In essence, heterogeneous cache coherency democratizes cache coherency, enabling not only CPU clusters, but also accelerators for video imaging, machine learning, graphics, and other functions to share in the benefits of cache coherence. When implemented correctly, heterogeneous cache coherent systems access external DRAM less frequently than their non-coherent counterparts, resulting in better performance and, sometimes just as important, significantly better power consumption.

The death of Moore’s Law for CMOS: no more free lunch

DRAM efficiency is not the only benefit of heterogeneous cache coherency. Extending cache coherence beyond the CPU processing complex allows designers to select the appropriate processing element for each task while simplifying software development. It allows designers to create more efficient systems from both the hardware standpoint (useful work per die area, or per mAh) and software standpoint (useful work per line of code).

Design teams will be at a competitive disadvantage if they choose not to migrate to more advanced semiconductor technology processes unless they can create a better product using their existing process node. After all, consumers always want the next product to be faster and have longer battery life than the previous version. The only way to do this while staying in the same process technology node is to create a more efficient processing system and to use the best processing element for each task.

Flexibility is key

The problem is that until today, the market left much to be desired in terms of the options available to extend cache coherency across entire designs. System designers want the appropriate processing elements to execute the tasks for which they are best suited. But they also don’t want to overdesign a system and pay a power consumption or die cost penalty of it. And for performance and power consumption, they can’t afford to have every processing element, no matter how big or how small, constantly going off-chip for memory access.

To meet these needs cache coherency needs to be customizable, flexible and configurable. No two chip designs are ever the same. Engineers in each industry need to select the right mix of processing elements that will accomplish their tasks with the lowest latency, the highest performance and the lowest cost. And the chosen cache coherent interconnect IP needs to adapt gracefully to these choices.

Want to learn more?

A paper explaining such a configurable heterogeneous cache coherent interconnect was recently written by The Linley Group. Its author is Senior Analyst Loyd Case and the title is, “Easing Heterogeneous Cache Coherent SoC Design using Arteris’ Ncore Interconnect.”

In addition, two industry organizations advocating a heterogeneous approach are the Heterogeneous System Architecture (HSA) Foundation and the Cache Coherent Interconnect for Accelerators (CCIX) Consortium.

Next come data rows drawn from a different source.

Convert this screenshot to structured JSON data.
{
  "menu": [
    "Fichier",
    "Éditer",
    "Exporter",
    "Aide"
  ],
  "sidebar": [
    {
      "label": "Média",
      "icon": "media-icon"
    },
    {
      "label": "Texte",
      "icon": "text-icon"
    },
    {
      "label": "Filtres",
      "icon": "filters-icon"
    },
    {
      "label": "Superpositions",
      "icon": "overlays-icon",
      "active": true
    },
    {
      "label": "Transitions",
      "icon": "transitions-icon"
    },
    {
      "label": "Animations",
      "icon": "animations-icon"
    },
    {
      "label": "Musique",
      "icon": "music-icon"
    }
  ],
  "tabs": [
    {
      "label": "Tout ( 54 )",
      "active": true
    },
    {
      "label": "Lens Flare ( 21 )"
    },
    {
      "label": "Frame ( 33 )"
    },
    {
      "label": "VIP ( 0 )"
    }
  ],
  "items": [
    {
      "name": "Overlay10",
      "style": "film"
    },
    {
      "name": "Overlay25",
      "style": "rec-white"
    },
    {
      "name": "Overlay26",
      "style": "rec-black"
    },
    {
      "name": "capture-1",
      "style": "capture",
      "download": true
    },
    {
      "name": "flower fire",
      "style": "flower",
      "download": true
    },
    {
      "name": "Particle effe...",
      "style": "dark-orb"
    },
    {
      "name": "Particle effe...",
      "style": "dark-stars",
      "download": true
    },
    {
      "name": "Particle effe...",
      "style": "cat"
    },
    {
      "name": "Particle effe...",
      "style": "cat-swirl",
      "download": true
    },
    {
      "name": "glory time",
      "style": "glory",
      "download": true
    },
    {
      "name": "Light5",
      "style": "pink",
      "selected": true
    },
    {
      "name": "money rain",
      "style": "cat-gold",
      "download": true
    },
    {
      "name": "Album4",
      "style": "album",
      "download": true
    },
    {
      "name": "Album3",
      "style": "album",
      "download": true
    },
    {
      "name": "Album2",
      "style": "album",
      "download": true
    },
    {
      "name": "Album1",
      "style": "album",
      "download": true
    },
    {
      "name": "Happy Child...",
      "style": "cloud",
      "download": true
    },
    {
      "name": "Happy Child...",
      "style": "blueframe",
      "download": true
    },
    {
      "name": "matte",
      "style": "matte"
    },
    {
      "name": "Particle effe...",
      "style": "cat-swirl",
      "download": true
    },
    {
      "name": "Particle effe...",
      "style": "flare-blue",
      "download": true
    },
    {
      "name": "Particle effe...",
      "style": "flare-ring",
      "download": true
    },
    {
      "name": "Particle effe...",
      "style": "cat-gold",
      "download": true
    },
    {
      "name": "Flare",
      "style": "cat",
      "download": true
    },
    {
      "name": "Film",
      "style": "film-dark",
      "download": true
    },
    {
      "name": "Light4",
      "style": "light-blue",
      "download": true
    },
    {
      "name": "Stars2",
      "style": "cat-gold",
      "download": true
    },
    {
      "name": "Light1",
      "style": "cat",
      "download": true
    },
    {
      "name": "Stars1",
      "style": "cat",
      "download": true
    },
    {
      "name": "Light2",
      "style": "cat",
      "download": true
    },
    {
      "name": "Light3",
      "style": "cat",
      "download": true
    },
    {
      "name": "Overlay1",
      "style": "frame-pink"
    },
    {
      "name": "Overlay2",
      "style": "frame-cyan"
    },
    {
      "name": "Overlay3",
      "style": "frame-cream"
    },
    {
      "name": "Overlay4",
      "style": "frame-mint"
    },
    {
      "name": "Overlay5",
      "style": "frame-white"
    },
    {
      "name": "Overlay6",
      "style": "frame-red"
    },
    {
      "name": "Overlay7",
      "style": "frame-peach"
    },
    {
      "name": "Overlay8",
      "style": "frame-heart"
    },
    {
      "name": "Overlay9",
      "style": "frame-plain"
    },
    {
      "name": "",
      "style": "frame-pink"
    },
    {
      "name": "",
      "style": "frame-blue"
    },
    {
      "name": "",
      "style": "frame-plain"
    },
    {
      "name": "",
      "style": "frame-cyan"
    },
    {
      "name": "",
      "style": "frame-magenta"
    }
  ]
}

When Moore’s Law was chugging along and software efforts were predictable, a heterogeneous approach may have seemed esoteric or even exotic. But as the arc of CMOS transistor scalability reaches its apex, the most innovative companies are looking more closely at unexplored but promising ways to achieve their system performance goals. After all, system designers will always need higher performance and lower costs to deliver true innovation.